To achieve their goal of assessing Upper Palaeolithic burial variability the authors set their temporal limits at 45 Ka and 10 Ka. They seek to capture any data from the presumed earliest incursion of modern humans until approximately the end of the Upper Palaeolithic [and prior to the transitional Mesolithic]. The authors are keen to use what might be termed a ‘clean’ dataset. So, they exclude burials from their chosen period in southwest and southeast Asia. Bang, out goes the Natufian, particularly rich in burials, but which might be tainted by agriculture and therefore not useful for comparison with the rank and file Upper Palaeolithic of the rest of Eurasia.
Be that as it may. They get to draw the lines any way they please. It’s what they do within those lines that matters most.
My big beef about this paper stems from what appears to be a whopping great authorial blind spot where the Late Pleistocene climate of Europe and North Asia are concerned. Indeed, the authors make much of what they perceive as the qualitative differences between what went on in two arbitrary temporal subsets—one between 31,250 and 28,750 cal. bp; a second between 13,750 and 11,250 cal. bp. In their words
the number of interments show two peaks, the main one during the 31,250–28,750 cal. bp interval, and a slightly more modest one between 13,750– 11,250 cal. bp. They are separated by over 15,000 calendar years which suggests the pattern is not simply an artefact of time-vectored differential preservation where we would expect to see a continuous increase in the frequency of burials as we move towards the present … . While the absence of corroborating palaeontological and geological data prevents us from ascertaining this … , some very unusual preservation biases would have had to be at play to exclude human intentionality as the driving factor.

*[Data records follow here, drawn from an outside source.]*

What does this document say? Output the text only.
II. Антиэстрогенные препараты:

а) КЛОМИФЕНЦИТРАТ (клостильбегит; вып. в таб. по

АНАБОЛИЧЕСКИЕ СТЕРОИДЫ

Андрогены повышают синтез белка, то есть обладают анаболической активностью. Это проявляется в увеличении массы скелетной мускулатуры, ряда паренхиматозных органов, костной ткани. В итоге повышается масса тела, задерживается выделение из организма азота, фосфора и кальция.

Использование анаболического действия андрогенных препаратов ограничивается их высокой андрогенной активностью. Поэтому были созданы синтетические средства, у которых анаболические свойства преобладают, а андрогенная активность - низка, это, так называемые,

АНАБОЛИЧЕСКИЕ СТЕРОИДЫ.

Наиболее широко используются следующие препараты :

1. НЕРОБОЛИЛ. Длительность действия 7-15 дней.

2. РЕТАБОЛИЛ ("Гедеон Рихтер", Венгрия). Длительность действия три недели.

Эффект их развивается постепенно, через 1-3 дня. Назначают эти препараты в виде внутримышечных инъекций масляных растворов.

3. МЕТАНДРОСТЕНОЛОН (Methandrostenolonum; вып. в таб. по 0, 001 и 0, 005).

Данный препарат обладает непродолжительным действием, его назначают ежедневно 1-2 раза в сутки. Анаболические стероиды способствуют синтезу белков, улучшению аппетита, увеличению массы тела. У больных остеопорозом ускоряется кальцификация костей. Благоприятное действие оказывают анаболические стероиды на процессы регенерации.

No need whatsoever to ascribe differential preservation to any graves that may have existed in the period and the region about which the authors are speaking. There wan’t anyone there to bury! I hate to be the one to point this out to the authors [the Hell I do!], however the time between about 26,000 and about 14,000 years BP circumscribed the Last Glacial Maximum. As you can see from the graphic below, the ice sheet during this period engulfed most of the British Isles, all of Scandinavia and a great east–west swathe of northern Europe. Most of the unglaciated land to the south across northern Europe [the area with few burials during that time] was periglacial. Nothing but permafrost and tundra vegetation. There’s no mystery that the UP people weren’t there at that time, even when they had been in the early part of the UP. It was too friggin’ cold!
The quote following the map below pretty much says it all.
|From Riel-Salvatore and Gravel-Miguel 2013.|
Straight from the horse’s mouth:
[… the map above] also highlights that only southwest France and the Italian regions of Liguria and Puglia have yielded burials attributed to the two periods. Since most of Italy has yielded Late but not Early burials, this pattern is unlikely simply to be an artefact of regional research histories, a point reinforced by the fact that countries with rich histories of research (e.g. Spain) have yielded no UP burials despite having a rich Mesolithic burial record … . […The figure] therefore suggests that there was a dramatic contraction of the area in which burial was practised after the end of the Gravettian [i.e. during the LGM]. The Late sample also becomes considerably denser over the more limited area over which it is distributed, with areas of Western Europe devoid of Early burials looking as though they were somehow ‘backfilled’ by burial- practising populations (e.g. central and northwestern Italy, parts of Germany).
They’re saying that they’re bemused at the absence of burial in the more northerly reaches during the middle of their temporal range. Doh! That these authors would even consider research intensity and forget all about the effect of the climatic conditions during the middle of their temporal range amazes me. How about you?